Mom smiled. “Oh, aren’t you adorable? I get seventy-five cents more an hour working nights, and I’m here after school for you. And I can always take a few cleaning hours during the day.” She gestured for me to eat, and I obliged. “If I had to work days, I’d have missed your shows, missed you as a pilgrim and, who was it now, the civil rights lady.” I looked at my spoon and loaded it up again. “Honestly though, it isn’t just that. Those girls, you know I tell you all about my girls?” I nodded. “They keep me sane. Thin Barb, Sue, Barb T. I don’t know how I would have gotten through the whole Jeff thing without my girls, you know?” I nodded again, but I didn’t know.
She told you about that conversation. Your smug face set in a toad smile, you said to me the next evening, “There’ll be no changes around here, so you can keep your mouth shut.”
One evening in early fall, before I stepped into the scalding hot bath, I opened the silver mirrored medicine cabinet. I emptied the mustard brown glass medicine bottles. Mom’s painkillers from her carpel tunnel syndrome. The sleep aids she didn’t often use. “My hours are all over the place, but I’m always tired so I don’t really need them,” I once heard her tell you. Her anti-anxiety drugs for after Tucker, my dad before Jeff, took off. That bottle had cotton wool lodged in its neck. I took it out and used it to wipe the steam from the mirror.
I looked at myself. Thirteen months had passed since we moved in. I ran my hands down the sides of my face, feeling the sharp dip under each cheekbone. “You’re growing up, my love,” Mom had said a while back. “Your puppy fat has disappeared.” My mousy hair was thin, my collar bones jutted forward from the flat of my chest and the bumps of my preteen breasts sat apologetically as my shoulders rolled forward to keep them close to me. I watched myself swallow every pill. Three, four at a time, cupping water in my hand from the faucet to ease the slide down my throat.
I stepped into the bath and lay back. My eyes traveled the swirl of the plaster pattern on the ceiling until I was in the field. I saw Katherine ahead of me and I called out, “Katherine, I’m here!” She turned and put her hand above her eyes to shield her line of vision from the bright light.
“Clare!” She ran to me and we joined hands, swinging each other round and round until we toppled over, dizzy and laughing.

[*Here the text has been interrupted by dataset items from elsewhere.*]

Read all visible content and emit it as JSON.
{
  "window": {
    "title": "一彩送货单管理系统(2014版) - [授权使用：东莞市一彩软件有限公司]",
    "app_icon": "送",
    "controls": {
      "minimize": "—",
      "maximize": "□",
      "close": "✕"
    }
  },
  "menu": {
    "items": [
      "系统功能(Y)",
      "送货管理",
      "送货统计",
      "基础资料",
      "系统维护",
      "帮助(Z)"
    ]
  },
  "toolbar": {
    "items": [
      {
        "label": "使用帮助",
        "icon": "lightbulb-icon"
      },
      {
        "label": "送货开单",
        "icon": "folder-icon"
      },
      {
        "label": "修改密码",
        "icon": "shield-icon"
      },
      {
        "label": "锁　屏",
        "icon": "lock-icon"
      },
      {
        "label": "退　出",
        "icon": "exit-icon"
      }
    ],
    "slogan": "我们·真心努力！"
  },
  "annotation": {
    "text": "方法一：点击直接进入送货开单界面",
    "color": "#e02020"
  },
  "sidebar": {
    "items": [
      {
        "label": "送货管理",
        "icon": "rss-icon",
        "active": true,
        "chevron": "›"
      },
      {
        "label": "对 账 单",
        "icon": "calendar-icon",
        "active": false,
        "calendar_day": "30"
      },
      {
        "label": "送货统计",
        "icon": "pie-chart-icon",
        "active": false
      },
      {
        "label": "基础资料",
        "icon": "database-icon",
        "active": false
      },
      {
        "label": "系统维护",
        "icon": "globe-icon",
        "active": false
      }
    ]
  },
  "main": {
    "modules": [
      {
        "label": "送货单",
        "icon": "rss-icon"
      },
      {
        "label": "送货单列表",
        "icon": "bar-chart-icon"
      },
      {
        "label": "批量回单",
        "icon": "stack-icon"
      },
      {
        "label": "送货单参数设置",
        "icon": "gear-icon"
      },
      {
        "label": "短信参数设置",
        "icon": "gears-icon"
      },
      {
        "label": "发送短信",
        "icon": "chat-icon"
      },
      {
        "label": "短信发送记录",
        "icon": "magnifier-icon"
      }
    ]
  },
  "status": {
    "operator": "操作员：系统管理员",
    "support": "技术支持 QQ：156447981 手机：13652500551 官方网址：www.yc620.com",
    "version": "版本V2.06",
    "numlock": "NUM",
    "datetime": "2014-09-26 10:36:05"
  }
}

You wouldn’t know how Mom is. She moved soon after the funeral, joined a weekly bereavement group. There, she met Hal, whose wife had passed away from skin cancer that spread to her brain. He’s a few years older than her, and while not classically handsome, he has a kind face, a gentleness. Mom loves like she grieves, a quiet glide rather than a disruptive splash, and Hal is patient and steady.

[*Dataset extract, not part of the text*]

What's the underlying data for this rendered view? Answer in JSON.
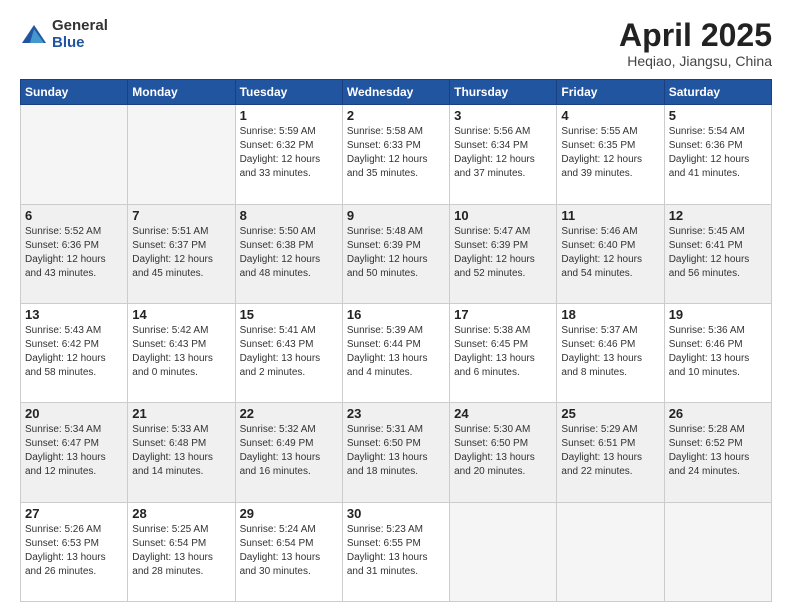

A tax return accountant for a few local businesses, Hal arranged an interview for Mom at Edgar’s Ladies’ Fashions, and Edgar hired her on the spot. Mom moved into Hal’s duplex and while he tends to his vegetable garden, Mom has taken an interest in cooking. They stopped going to the bereavement group, and replaced it with volunteering at a youth program, helping disadvantaged children with arts and crafts each week. Every night, Mom traces her fingers over a framed photograph of me. She is silent for a moment, and at those times, I whisper that I love her, and she often touches her heart.
And now I see you smoking in your armchair, the tan fabric on the arms frayed, the light white-blue from a cheap bulb overhead illuminating the rings that hover above you like a sarcastic halo. Your hands are shaking, and you haven’t touched the meatloaf TV dinner you microwaved forty minutes ago. You are ashen. And just when you relax and allow yourself to think you were mistaken, I will appear to you again.